European Central Bank President Mario Draghi will not attend the annual Jackson Hole meeting of central bankers at the end of this week due to a heavy workload as he gears up for a critical policymaking meeting on September 6.
Draghi had been expected to speak at the Jackson Hole gathering, but the retreat in the US state of Wyoming falls just as ECB policymakers are hammering out the details of a new bond-buying plan aimed at tackling the euro zone debt crisis.
The ECB is being forced to take a greater role in fighting the euro zone crisis while governments negotiate legal and political hurdles to co-ordinating a longer-term response, but Germany's Bundesbank wants to limit the scope of ECB action. When asked whether Draghi was no longer planning to attend the Jackson Hole meeting, an ECB spokesman said: "That's correct ... He has a very heavy workload in the coming days." None of the ECB's six-member Executive Board, the nucleus of the broader 23-man Governing Council, will attend the gathering of top policymakers hosted by the Kansas City Federal Reserve.
However, Bundesbank chief Jens Weidmann still plans to go, the German central bank said. ECB policymaker Joerg Asmussen said on Monday that the bank's policymakers were still working on operational and technical details of the bond plan, which is aimed at easing the crippling borrowing costs facing Spain and Italy.
Weidmann stepped up his opposition to the plan on Sunday, saying it risked becoming a drug on which governments would get hooked. In an interview with German weekly Der Spiegel, which ran a headline 'Rebellion of the Bundesbank' on its front page, Weidmann said the buying programme verged on the ECB taboo of outright financing of governments.
Asmussen sought to assuage Weidmann's concerns, saying the new programme would ensure countries whose bonds the ECB buys do not soft-pedal on reforms. As a member of the Executive Board that runs the ECB's day-to-day operations, Asmussen belongs to Draghi's inner circle and is a crucial link man who liaises between the Italian, Weidmann, and the German government, for whom he used to work.
German Chancellor Angela Merkel gave her tacit support to Draghi on a trip to Canada earlier this month and reiterated in a weekend interview that she believed the ECB's policies were in line with its mandate to ensure stable prices in the bloc. Asmussen did not say on Monday when the ECB would begin buying bonds but he made clear the plan could go ahead despite Bundesbank opposition. Weidmann's predecessor as Bundesbank chief, Axel Weber, quit last year in protest at the ECB's previous, now dormant bond-buy plan. Another German ECB heavyweight, Juergen Stark, followed him out of the door.

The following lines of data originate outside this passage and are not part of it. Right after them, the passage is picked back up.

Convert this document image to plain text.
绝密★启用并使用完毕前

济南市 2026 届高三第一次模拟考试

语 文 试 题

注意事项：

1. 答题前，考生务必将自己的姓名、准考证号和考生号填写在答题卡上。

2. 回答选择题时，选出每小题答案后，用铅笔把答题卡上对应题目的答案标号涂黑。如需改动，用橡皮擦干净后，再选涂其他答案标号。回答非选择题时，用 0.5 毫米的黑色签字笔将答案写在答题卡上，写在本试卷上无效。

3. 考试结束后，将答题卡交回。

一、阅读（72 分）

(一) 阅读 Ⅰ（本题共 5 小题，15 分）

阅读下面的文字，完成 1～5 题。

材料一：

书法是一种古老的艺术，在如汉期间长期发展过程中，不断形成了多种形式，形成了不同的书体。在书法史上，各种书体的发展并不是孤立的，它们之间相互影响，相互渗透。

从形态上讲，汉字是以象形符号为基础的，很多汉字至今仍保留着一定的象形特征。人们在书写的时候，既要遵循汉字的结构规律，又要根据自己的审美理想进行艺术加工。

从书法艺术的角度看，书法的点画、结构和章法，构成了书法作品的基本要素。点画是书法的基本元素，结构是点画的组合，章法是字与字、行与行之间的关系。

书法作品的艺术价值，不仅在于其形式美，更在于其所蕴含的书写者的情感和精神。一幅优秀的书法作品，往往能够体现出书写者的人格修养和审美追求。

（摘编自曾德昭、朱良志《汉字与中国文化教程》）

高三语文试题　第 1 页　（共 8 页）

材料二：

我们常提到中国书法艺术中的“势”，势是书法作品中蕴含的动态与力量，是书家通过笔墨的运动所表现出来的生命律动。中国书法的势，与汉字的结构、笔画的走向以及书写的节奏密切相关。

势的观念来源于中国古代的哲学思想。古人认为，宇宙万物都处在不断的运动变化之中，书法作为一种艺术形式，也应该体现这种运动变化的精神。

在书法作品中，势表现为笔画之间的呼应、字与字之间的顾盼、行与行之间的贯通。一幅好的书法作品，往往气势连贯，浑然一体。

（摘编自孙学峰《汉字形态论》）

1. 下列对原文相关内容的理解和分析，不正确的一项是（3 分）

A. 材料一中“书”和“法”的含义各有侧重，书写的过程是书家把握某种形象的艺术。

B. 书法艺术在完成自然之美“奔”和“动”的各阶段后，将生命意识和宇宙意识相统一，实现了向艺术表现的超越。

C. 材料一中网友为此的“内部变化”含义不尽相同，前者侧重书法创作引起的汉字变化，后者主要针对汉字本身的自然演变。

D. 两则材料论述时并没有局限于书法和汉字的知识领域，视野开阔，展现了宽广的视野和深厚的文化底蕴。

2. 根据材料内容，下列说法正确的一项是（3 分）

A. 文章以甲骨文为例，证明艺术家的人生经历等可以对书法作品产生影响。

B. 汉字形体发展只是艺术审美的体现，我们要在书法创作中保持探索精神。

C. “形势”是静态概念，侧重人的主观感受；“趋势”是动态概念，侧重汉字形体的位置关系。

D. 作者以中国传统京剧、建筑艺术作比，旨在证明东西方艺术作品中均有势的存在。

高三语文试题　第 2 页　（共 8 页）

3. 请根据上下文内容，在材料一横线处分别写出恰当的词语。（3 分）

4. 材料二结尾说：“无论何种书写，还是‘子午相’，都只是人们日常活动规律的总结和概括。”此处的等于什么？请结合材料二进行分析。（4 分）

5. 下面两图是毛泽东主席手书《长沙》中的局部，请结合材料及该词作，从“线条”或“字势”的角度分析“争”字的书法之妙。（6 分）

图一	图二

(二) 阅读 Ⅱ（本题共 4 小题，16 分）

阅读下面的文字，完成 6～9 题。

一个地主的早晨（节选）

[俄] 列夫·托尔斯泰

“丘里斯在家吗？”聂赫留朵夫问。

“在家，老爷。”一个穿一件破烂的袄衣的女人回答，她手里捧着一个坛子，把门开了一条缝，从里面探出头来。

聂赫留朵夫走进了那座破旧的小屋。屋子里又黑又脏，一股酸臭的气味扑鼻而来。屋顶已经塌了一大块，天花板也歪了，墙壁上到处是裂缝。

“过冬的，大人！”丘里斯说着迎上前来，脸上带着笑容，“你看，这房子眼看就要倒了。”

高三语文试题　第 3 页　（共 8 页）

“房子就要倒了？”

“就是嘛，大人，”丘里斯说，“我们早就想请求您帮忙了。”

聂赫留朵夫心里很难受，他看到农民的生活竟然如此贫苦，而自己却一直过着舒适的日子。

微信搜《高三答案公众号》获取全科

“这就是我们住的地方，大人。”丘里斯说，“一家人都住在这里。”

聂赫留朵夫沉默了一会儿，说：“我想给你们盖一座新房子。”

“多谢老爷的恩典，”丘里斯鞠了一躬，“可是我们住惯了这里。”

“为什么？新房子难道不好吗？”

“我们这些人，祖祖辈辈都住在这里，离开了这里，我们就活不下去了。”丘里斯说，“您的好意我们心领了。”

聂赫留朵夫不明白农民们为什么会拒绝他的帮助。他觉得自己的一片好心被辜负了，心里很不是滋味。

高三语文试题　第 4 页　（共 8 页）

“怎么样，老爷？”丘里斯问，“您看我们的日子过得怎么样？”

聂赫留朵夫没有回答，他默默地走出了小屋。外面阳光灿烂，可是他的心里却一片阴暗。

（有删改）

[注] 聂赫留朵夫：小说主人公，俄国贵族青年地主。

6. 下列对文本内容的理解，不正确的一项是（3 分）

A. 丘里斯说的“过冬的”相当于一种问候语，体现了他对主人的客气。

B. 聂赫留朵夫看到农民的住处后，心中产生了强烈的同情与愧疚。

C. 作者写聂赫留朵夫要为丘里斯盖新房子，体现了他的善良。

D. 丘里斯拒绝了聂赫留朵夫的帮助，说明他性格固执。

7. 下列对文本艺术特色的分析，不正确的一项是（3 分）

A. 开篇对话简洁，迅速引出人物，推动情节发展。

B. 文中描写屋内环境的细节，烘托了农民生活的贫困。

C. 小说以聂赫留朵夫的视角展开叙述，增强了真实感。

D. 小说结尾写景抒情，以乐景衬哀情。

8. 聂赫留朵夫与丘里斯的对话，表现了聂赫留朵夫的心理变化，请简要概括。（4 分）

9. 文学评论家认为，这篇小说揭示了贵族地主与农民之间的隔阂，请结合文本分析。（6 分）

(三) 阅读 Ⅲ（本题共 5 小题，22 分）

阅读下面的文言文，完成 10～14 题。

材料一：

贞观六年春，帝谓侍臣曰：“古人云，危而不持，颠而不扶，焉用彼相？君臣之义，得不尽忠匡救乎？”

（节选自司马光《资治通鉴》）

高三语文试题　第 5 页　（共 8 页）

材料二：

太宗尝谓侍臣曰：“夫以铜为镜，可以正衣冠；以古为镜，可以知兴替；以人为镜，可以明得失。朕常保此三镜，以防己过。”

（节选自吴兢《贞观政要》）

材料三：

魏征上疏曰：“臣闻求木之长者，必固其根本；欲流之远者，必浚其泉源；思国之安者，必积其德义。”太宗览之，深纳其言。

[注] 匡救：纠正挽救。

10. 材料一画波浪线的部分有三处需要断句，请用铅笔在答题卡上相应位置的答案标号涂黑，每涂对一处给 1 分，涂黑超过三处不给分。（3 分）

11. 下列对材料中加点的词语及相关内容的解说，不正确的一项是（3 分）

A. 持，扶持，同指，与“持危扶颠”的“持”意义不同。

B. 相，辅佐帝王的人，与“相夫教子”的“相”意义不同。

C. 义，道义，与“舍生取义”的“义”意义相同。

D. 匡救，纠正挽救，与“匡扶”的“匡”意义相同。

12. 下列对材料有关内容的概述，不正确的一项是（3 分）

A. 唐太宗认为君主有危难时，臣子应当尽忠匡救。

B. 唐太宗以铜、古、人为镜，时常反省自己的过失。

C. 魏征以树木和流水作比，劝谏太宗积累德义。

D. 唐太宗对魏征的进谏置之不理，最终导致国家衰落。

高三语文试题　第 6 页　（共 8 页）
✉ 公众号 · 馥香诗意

Stark launched a fresh broadside on Tuesday. "The role the ECB appears ready to take on will overburden the central bank, will allow its independence to be further eroded by politics," Stark wrote in an opinion piece in German business daily Handelsblatt.
"And ultimately, the central bank will no longer be able to fulfil its core task of delivering price stability. There is the risk of higher inflation - not today, not tomorrow, but in the medium- to long-term," he said. The independence of the ECB and the Bundesbank is highly prized in Germany, where the politicisation of monetary policy led to hyperinflation in the 1920s - an experience that still scars the national psyche today.
Policymakers from beyond the euro zone do not share the Bundesbank's concerns. The United States and the G20 forum has lobbied for more decisive action for several months. "The central bank's job in the euro zone, just as everywhere, is to provide monetary and financial stability," Adam Posen, an American member of the Bank of England's rate-setting Monetary Policy Committee, told CNBC, speaking in a personal capacity. "Their mandate is to stop the panic in the sovereign bond market. Buying and selling is what central banks are supposed to do," he said.